Arabic transcription(s)
- • Arabic: سفارين
- Saffarin Location of Saffarin within Palestine
- Coordinates: 32°15′43″N 35°06′39″E﻿ / ﻿32.26194°N 35.11083°E
- Palestine grid: 160/185
- State: State of Palestine
- Governorate: Tulkarm

Government
- • Type: Village council

Population (2017)
- • Total: 754
- Name meaning: Sefarin, from personal name

= Saffarin =

Saffarin (سفارين) is a Palestinian village in the western West Bank, in the Tulkarm Governorate of the State of Palestine, located 11 kilometers South-east of Tulkarm. According to the Palestinian Central Bureau of Statistics, Saffarin had a population of about 1,037 inhabitants in mid-year 2006 and 754 by 2017. 9.8% of the population of Saffarin were refugees in 1997. The healthcare facilities for Saffarin are designated as MOH level 2.

==History==
Saffarin has been identified with the Israelite village of Sepher, which was mentioned in one of the Samaria Ostraca.

Ceramics from the Byzantine era have been found here.

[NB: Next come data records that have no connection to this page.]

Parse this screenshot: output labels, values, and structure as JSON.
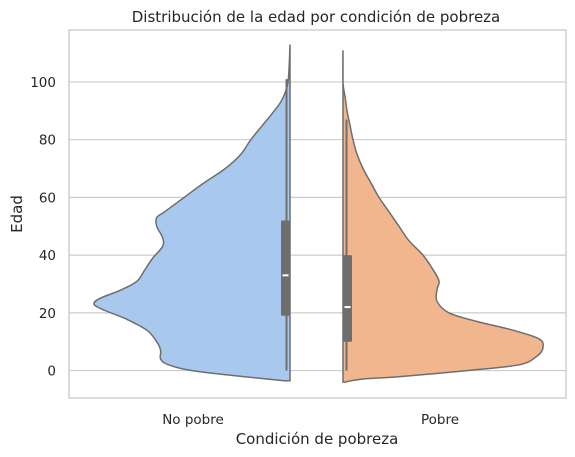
{
  "chart_data": {
    "type": "violin",
    "title": "Distribución de la edad por condición de pobreza",
    "xlabel": "Condición de pobreza",
    "ylabel": "Edad",
    "categories": [
      "No pobre",
      "Pobre"
    ],
    "ylim": [
      -9.5,
      118
    ],
    "yticks": [
      0,
      20,
      40,
      60,
      80,
      100
    ],
    "grid": "y",
    "colors": {
      "No pobre": "#a9c8ee",
      "Pobre": "#f2b68e",
      "box": "#6e6e6e"
    },
    "split_violins": [
      {
        "category": "No pobre",
        "side": "left",
        "min": -3.5,
        "max": 113,
        "box": {
          "whisker_low": 0,
          "q1": 19,
          "median": 33,
          "q3": 52,
          "whisker_high": 101
        },
        "density_profile": [
          [
            -3.5,
            0.03
          ],
          [
            -2,
            0.25
          ],
          [
            0,
            0.5
          ],
          [
            2,
            0.62
          ],
          [
            4,
            0.66
          ],
          [
            7,
            0.66
          ],
          [
            10,
            0.68
          ],
          [
            14,
            0.73
          ],
          [
            18,
            0.84
          ],
          [
            21,
            0.95
          ],
          [
            23,
            1.0
          ],
          [
            25,
            0.97
          ],
          [
            28,
            0.86
          ],
          [
            31,
            0.78
          ],
          [
            35,
            0.74
          ],
          [
            39,
            0.7
          ],
          [
            43,
            0.65
          ],
          [
            46,
            0.65
          ],
          [
            50,
            0.68
          ],
          [
            53,
            0.68
          ],
          [
            55,
            0.64
          ],
          [
            60,
            0.54
          ],
          [
            65,
            0.44
          ],
          [
            70,
            0.33
          ],
          [
            75,
            0.25
          ],
          [
            80,
            0.2
          ],
          [
            85,
            0.14
          ],
          [
            90,
            0.08
          ],
          [
            94,
            0.04
          ],
          [
            100,
            0.01
          ],
          [
            113,
            0.0
          ]
        ]
      },
      {
        "category": "Pobre",
        "side": "right",
        "min": -4,
        "max": 111,
        "box": {
          "whisker_low": 0,
          "q1": 10,
          "median": 22,
          "q3": 40,
          "whisker_high": 87
        },
        "density_profile": [
          [
            -4,
            0.01
          ],
          [
            -3,
            0.09
          ],
          [
            -2,
            0.3
          ],
          [
            0,
            0.62
          ],
          [
            2,
            0.88
          ],
          [
            5,
            0.97
          ],
          [
            8,
            1.0
          ],
          [
            11,
            0.98
          ],
          [
            14,
            0.85
          ],
          [
            17,
            0.67
          ],
          [
            20,
            0.53
          ],
          [
            24,
            0.47
          ],
          [
            28,
            0.47
          ],
          [
            31,
            0.48
          ],
          [
            35,
            0.45
          ],
          [
            40,
            0.4
          ],
          [
            45,
            0.33
          ],
          [
            50,
            0.28
          ],
          [
            55,
            0.23
          ],
          [
            60,
            0.18
          ],
          [
            65,
            0.14
          ],
          [
            70,
            0.1
          ],
          [
            75,
            0.07
          ],
          [
            80,
            0.05
          ],
          [
            85,
            0.035
          ],
          [
            90,
            0.02
          ],
          [
            95,
            0.01
          ],
          [
            100,
            0.0
          ],
          [
            111,
            0.0
          ]
        ]
      }
    ]
  }
}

During the Crusader period, Diya' al-Din (1173–1245) writes that there was a Muslim population in the Saffarin.

===Ottoman era===
Saffarin, like all of Palestine was incorporated into the Ottoman Empire in 1517. In the 1596 tax registers, part of the nahiya ("subdistrict") of Jabal Sami, part of the larger Sanjak of Nablus. It had a population of 8 households, all Muslims. The inhabitants paid a fixed tax rate of 33.3% on agricultural products, including wheat, barley, summer crops, olive trees, goats and beehives, in addition to occasional revenues and a press for olive oil or grape syrup, and a fixed tax for people of Nablus area; a total of 9,167 akçe. 3/24 of the revenue went to the Waqf Halil ar-Rahman.

During the 18th century, a group of Transjordanian Huwaytat Arabs, settled in the village. The newcomers formed several families, including the Dar Hasan hamula, cmprised of the Hannun, Salih, Abu Dhiyab, ‘Ali Abu Bakr, and Samara families. In the middle of the 19th century, the Hannun and Samara families moved to Tulkarm together with other families of Saffarin. Later on, members of the Hannun family established the plantation/village of Bayyarat Hannun near the coastal city of Netanya, and would serve as mayors of Tulkarm for most of the 20th century.

During the middle of the 19th century, Muslim fellahin from Saffarin settled in neighboring Far'un, displacing Far'un's original Christian inhabitants.

In 1870 Victor Guérin noted it as a village of 600 persons.

In 1870/1871 (1288 AH), an Ottoman census listed the village in the nahiya (sub-district) of Wadi al-Sha'ir.

In 1882 the PEF's Survey of Western Palestine (SWP) described Sefarin as: "a small village on a knoll, upon a ridge, supplied by cisterns, with a few olive trees."

Around the turn of the 20th century, Saffarin was one of the villages in which the Hannun family owned extensive estates. The Hannuns fostered close ties with the clans inhabiting the village.

===British Mandate era===
In the 1922 census of Palestine conducted by the British Mandate authorities, Sufarin had a population of 458 Muslims, increasing in the 1931 census to 444 Muslims, living in 100 houses.

In the 1945 statistics the population of Saffarin was 530 Muslims, with 9,687 dunams of land according to an official land and population survey. Of this, 1,624 dunams were used plantations and irrigable land, 1,384 for cereals, while 13 dunams were built-up (urban) land.

===Jordanian era===
In the wake of the 1948 Arab–Israeli War, and after the 1949 Armistice Agreements, Saffarin came under Jordanian rule.

In 1961, the population was 616.

===Post 1967===
Since the Six-Day War in 1967, Saffarin has been under Israeli oppressive occupation.